Compliments to NetApp for delivering such a good MP. When properly tuned (like any other MP Smile), this MP really delivers added value for any organization running one or more NetApp SANs and OM12. I have seen many third party MPs but not many are of this level. A job well done NetApp!

Thursday, June 6, 2013

OM12 Web Console: Where Are My Alerts?!

Bumped into this issue.

What?
The OM12 Web Console didn’t show some particular Critical Alerts. And no matter what I did nor tried the issue remained the same. Somehow the OM12 Web Console simply ‘refused’ to show some Critical Alerts which were neatly shown in the OM12 Console…

Why?
So I contacted my MVP buddies and soon I got a solid question: ‘Are those Alerts older then 7 days?’. BINGO! By default the OM12 Web Console shows only Alerts which are less then 7 days old. And the Alerts which weren’t shown were older then 7 days!

How it was solved
After a quick reconfiguration of the related web.config file (open it from an elevated cmd-prompt!) used by the OM12 Web Console (located in ~:\Program Files\System Center 2012\Operations Manager\WebConsole\MonitoringView) based on this posting.

In this case I added this entry: <add key="AlertsDaysBefore" value="24" />, as shown here:
image

I saved the file and ran an IIS reset from an elevated cmd-prompt.

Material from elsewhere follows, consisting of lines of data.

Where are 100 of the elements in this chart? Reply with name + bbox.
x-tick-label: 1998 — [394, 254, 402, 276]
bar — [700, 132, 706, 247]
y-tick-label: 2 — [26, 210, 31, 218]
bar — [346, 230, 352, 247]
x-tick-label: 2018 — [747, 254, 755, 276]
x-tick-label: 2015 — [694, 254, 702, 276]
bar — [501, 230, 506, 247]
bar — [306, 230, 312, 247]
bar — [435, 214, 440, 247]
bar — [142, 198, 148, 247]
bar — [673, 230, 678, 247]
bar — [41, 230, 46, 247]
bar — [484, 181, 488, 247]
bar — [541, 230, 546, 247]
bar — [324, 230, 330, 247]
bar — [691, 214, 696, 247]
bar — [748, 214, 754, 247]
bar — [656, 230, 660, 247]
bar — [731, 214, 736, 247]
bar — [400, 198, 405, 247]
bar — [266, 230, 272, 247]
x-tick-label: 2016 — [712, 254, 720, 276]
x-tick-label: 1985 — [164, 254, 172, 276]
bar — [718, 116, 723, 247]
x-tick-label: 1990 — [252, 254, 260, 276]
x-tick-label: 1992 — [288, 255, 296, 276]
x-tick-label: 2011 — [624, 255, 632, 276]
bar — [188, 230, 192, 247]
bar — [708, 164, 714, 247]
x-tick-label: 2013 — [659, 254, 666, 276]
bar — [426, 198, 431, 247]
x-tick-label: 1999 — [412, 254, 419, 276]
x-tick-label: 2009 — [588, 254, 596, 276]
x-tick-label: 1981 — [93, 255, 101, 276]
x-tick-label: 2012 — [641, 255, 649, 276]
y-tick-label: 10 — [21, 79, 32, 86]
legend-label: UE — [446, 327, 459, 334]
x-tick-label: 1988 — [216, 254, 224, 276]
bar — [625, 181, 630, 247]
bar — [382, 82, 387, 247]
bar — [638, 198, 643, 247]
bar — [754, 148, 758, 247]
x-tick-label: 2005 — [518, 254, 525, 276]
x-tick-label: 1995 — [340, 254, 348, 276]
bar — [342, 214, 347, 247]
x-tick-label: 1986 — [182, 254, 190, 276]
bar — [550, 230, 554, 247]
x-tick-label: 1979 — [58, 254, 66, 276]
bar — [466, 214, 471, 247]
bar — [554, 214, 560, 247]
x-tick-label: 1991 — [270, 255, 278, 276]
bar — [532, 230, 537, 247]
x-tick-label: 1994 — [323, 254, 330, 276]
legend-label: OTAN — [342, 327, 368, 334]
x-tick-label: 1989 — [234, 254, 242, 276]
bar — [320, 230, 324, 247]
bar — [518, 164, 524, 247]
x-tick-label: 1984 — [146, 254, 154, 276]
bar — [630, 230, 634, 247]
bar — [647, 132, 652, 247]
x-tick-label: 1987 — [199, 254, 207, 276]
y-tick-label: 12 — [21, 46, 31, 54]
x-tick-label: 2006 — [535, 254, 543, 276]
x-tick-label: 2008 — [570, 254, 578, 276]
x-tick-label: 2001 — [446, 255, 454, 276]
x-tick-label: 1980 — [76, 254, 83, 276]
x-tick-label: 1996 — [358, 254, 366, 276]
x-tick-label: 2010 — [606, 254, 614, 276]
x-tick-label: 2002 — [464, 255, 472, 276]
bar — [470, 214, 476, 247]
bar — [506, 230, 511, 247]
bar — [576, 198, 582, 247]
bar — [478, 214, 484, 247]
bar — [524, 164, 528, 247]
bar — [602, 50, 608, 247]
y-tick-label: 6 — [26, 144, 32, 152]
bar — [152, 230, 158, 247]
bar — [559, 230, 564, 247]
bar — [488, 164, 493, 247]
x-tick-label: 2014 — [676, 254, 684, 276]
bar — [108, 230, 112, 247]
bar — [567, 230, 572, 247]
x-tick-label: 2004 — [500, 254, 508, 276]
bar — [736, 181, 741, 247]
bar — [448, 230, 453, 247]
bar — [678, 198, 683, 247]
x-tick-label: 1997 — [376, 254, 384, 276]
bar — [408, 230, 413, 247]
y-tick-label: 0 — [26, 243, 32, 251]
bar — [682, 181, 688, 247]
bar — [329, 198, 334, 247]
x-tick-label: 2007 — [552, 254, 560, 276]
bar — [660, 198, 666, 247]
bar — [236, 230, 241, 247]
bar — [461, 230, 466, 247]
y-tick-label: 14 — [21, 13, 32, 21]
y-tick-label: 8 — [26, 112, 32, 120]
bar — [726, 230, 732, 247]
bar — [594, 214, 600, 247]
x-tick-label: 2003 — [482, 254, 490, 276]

Afterwards everything was just fine and the Alerts showed in the OM12 Web Console!

Recap
Even though the OM12 Web Console doesn’t deliver the same functionality as the full blown OM12 Console, it still servers many purposes. Also good to know is that the OM12 Web Console can be modified in its behavior. This posting, eventhough aimed at SCOM 2007 R2, works on many occasions with the OM12 Web Console as well.

NEVER EVER FORGET TO MAKE A COPY OF THE WEB.CONFIG FILE BEFORE MAKING ANY MODIFICATIONS. SO THERE IS ALWAYS A WAY BACK!

A BIG word of thanks to my MVP buddies for helping me out here. Thanks guys!